Blog Archive

Sunday, 21 January 2018

Winter Term 2018 Theme of Loss of Love 1

Theme:  loss of love of Mum or Dad
This does not have to be autobiographical.   It’s very common for author’s to make use of personal experience to portray imagined character’s or imagined loss.    But the theme of loss of love is very common in all kinds of writing, and indeed songs and plays.    My professor at university, the poet   F T Prince, wrote at the end of one of his poems about Richard the Lion Heart:  “but worse than all is loss of love”.   Here  he was thinking of love of his people and friends, I think.  

Of course not everybody thinks love is the most important thing in life.
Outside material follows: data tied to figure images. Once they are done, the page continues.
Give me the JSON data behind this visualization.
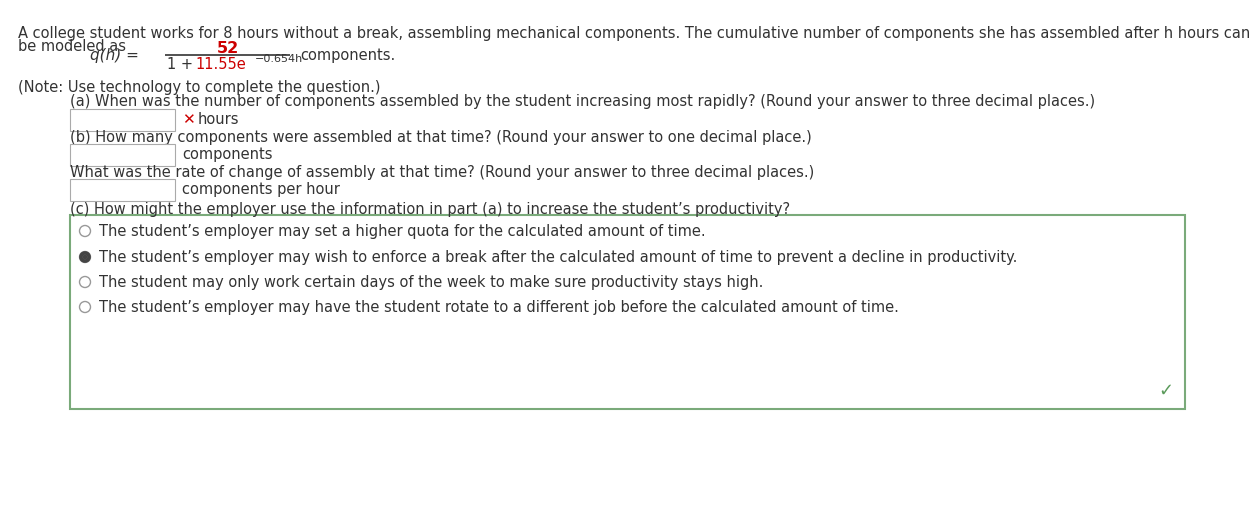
{
  "background_color": "#ffffff",
  "text_color": "#333333",
  "red_color": "#cc0000",
  "x_color": "#cc0000",
  "box_border_color": "#7aaa7a",
  "checkmark_color": "#5a9a5a",
  "input_box_border": "#aaaaaa",
  "intro_line1": "A college student works for 8 hours without a break, assembling mechanical components. The cumulative number of components she has assembled after h hours can",
  "intro_line2": "be modeled as",
  "formula_left": "q(h) =",
  "formula_numerator": "52",
  "formula_denominator_1": "1 + ",
  "formula_denominator_2": "11.55e",
  "formula_exponent": "-0.654h",
  "formula_suffix": "components.",
  "note_text": "(Note: Use technology to complete the question.)",
  "part_a_label": "(a) When was the number of components assembled by the student increasing most rapidly? (Round your answer to three decimal places.)",
  "part_a_unit": "hours",
  "part_b_label": "(b) How many components were assembled at that time? (Round your answer to one decimal place.)",
  "part_b_unit": "components",
  "part_b2_label": "What was the rate of change of assembly at that time? (Round your answer to three decimal places.)",
  "part_b2_unit": "components per hour",
  "part_c_label": "(c) How might the employer use the information in part (a) to increase the student’s productivity?",
  "radio_options": [
    "The student’s employer may set a higher quota for the calculated amount of time.",
    "The student’s employer may wish to enforce a break after the calculated amount of time to prevent a decline in productivity.",
    "The student may only work certain days of the week to make sure productivity stays high.",
    "The student’s employer may have the student rotate to a different job before the calculated amount of time."
  ],
  "selected_option_index": 1
}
We all grow up (at least to a certain extent) and lose the kind of ‘cuddly’ love we had as children.   You can write about that.   Sometimes we fall out with our parents, or they with us.   Eventually, of course, they die and we lose their love in that sense, although you could say that in another sense their love remains in us all our loves.   Often writers express loss of love by describing things or places which ‘bring back’ loved ones.  It might be a seaside beach, a certain walk,  an ornament, a song.  Or they may simply describe a memory.   You may recall the old old pop song

These Foolish Things Lyrics

Oh will you never let me be?
Oh will you never set me free?
The ties that bound us are still around us
There’s no escape that I can see
And still those little things remain
That bring me happiness or pain

A cigarette that bears a lipstick's traces

An airline ticket to romantic places
And still my heart has wings
These foolish things
Remind me of you
A tinkling piano in the next apartment
Those stumbling words that told you what my heart meant

A fairground's painted swings

These foolish things
Remind me of you
You came, you saw, you conquered me
When you did that to me, I somehow knew that this had to be

The winds of march that make my heart a dancer
A telephone that rings - but who’s to answer?
Oh, how the ghost of you clings
These foolish things
Remind me of you

This sounds like romantic love lost,  but to me captures more general aspects of  loss of love, perhaps of my mother’s now she is dead.   She used to sing this song on stage.    In a strange way the song both reminds me of her loss and yet 'brings her back' at the same time.
I stress that in writing about loss of mother’s or father’s love you don’t necessarily have to talk about yourself.   Nor do you have to mention loss of love in so many words.   Sometimes you hear someone simply talking about what Mum or Dad used to do and you can feel the affection.   And perhaps that’s the most powerful way of conveying love – that is without mentioning ‘love’ at all.  

The lyrics of These Foolish Things sometimes slips into sentimentality, perhaps, but most of the time it seems very effective to me.  We can learn from this lyric how powerful your writing can be if you can pick on the small specific detail,  like the lipstick o the cigarette,  the tinkling piano,  the fairground swings.   I’m just thinking what I’d recall of this class when it finally has to close.  Well:   pigeons still flying from France right into the classroom,  a comment about never having seen her husband’s willy,  glares from a wheel-chair,  hugs from a young visitor,  flying into space in a dream and correcting my spelling mistakes. . . .  Well, I mustn’t go on for fear of seeming to leave out the rest of you.  I realize there are some specifics from all of you.   Later in the course we’ll look at that kind of ‘love’ if ‘love’ isn’t too heavy a word to use.  

But for this weeks ‘homework’ try to think of loss of parental love, either through quarrels or betrayals, or simply through their having died and ‘stayed’ in your memory like those lipstick traces.